Diese Lücke erlaubt bei öffentlich erreichbarem PostgreSQL unter Umständen eine Remote Code Execution durch die Nutzung von Extensions, die CREATE OR REPLACE oder CREATE IF NOT EXISTS Statements nutzen, die nicht auf Extension Member gehen.
PostgreSQL hat bereits neue Versionen veröffentlicht, die den Fehler beheben. Details zum Exploit und zu den bereitgestellten Fixes sind nachzulesen unter
https://www.postgresql.org/support/security/CVE-2022-2625.
Für die betroffenen Versionen 10,11,12,13 und 14 wurden Fixes bereitgestellt.
Das BSI hat ebenfalls über den Warn- und Informationsdienst die Sicherheitslücke für PostgreSQL gemeldet und sie mit der Einstufung "hoch" bewertet:
https://wid.cert-bund.de/portal/wid/securityadvisory?name=WID-SEC-2022-1013.
Zur Ausnutzung der Lücke muss die Datenbank erreichbar sein.
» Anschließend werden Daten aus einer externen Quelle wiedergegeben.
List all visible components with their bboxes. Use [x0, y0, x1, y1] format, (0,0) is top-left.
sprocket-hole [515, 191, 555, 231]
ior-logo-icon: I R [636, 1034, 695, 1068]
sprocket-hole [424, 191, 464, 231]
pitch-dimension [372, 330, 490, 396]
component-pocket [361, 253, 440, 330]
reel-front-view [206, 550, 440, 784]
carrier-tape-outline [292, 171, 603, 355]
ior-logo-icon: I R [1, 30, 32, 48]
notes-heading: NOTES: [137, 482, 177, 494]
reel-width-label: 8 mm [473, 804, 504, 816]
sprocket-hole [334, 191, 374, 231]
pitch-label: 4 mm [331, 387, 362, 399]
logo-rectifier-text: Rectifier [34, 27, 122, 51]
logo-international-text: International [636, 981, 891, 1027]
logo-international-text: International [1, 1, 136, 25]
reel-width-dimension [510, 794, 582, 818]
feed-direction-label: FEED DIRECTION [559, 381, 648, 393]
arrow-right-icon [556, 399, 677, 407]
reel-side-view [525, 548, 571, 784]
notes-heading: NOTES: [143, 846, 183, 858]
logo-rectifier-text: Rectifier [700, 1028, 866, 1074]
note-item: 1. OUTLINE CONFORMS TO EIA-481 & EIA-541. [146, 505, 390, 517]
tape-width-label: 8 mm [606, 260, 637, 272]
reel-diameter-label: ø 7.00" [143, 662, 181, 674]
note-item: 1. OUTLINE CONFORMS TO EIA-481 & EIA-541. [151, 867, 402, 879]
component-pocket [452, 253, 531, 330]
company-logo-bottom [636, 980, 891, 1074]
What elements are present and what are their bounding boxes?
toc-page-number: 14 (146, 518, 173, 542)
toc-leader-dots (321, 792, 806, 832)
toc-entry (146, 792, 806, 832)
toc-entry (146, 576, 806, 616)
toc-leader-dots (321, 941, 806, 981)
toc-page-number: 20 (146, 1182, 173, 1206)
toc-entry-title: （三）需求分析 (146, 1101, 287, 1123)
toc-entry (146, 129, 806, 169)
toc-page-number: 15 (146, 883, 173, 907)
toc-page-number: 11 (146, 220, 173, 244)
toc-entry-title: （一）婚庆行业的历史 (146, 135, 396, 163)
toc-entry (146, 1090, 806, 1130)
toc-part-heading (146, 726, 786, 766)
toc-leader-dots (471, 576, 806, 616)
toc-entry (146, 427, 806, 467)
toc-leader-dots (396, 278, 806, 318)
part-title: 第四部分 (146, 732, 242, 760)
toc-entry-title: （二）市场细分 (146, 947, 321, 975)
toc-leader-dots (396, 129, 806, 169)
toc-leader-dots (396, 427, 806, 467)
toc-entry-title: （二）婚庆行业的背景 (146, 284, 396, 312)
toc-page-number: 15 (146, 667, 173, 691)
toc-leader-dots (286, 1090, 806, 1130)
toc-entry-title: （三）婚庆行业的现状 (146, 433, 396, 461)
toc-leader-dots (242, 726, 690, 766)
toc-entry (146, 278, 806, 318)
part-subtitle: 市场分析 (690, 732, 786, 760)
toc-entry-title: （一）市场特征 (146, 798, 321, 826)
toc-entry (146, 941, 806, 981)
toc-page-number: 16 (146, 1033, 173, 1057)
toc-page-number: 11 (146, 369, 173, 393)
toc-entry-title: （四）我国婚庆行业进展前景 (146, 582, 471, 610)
Hier kann schon ein Sicherstellen der ausschließlichen internen Erreichbarkeit einen Workaround darstellen.
Wie werden entdeckte Sicherheitslücken veröffentlicht und bewertet?
Die publizierten Lücken werden in der Liste der CVE (Common Vulnerabilities and Exposures) numeriert (www.cve.org).
Die Aufgabe des CVE-Programms besteht darin, öffentlich bekanntgegebene Cybersicherheitsschwachstellen zu identifizieren, zu definieren und zu katalogisieren. Für jede Schwachstelle im Katalog gibt es einen CVE-Eintrag. Die Schwachstellen werden von Organisationen aus der ganzen Welt, die eine Partnerschaft mit dem CVE-Programm eingegangen sind, entdeckt, zugewiesen und veröffentlicht. Partner veröffentlichen CVE-Datensätze, um konsistente Beschreibungen von Schwachstellen zu kommunizieren. Informationstechnologie- und Cybersicherheitsexperten verwenden CVE-Aufzeichnungen, um sicherzustellen, dass sie dasselbe Problem diskutieren, und um ihre Bemühungen zur Priorisierung und Behebung der Schwachstellen zu koordinieren.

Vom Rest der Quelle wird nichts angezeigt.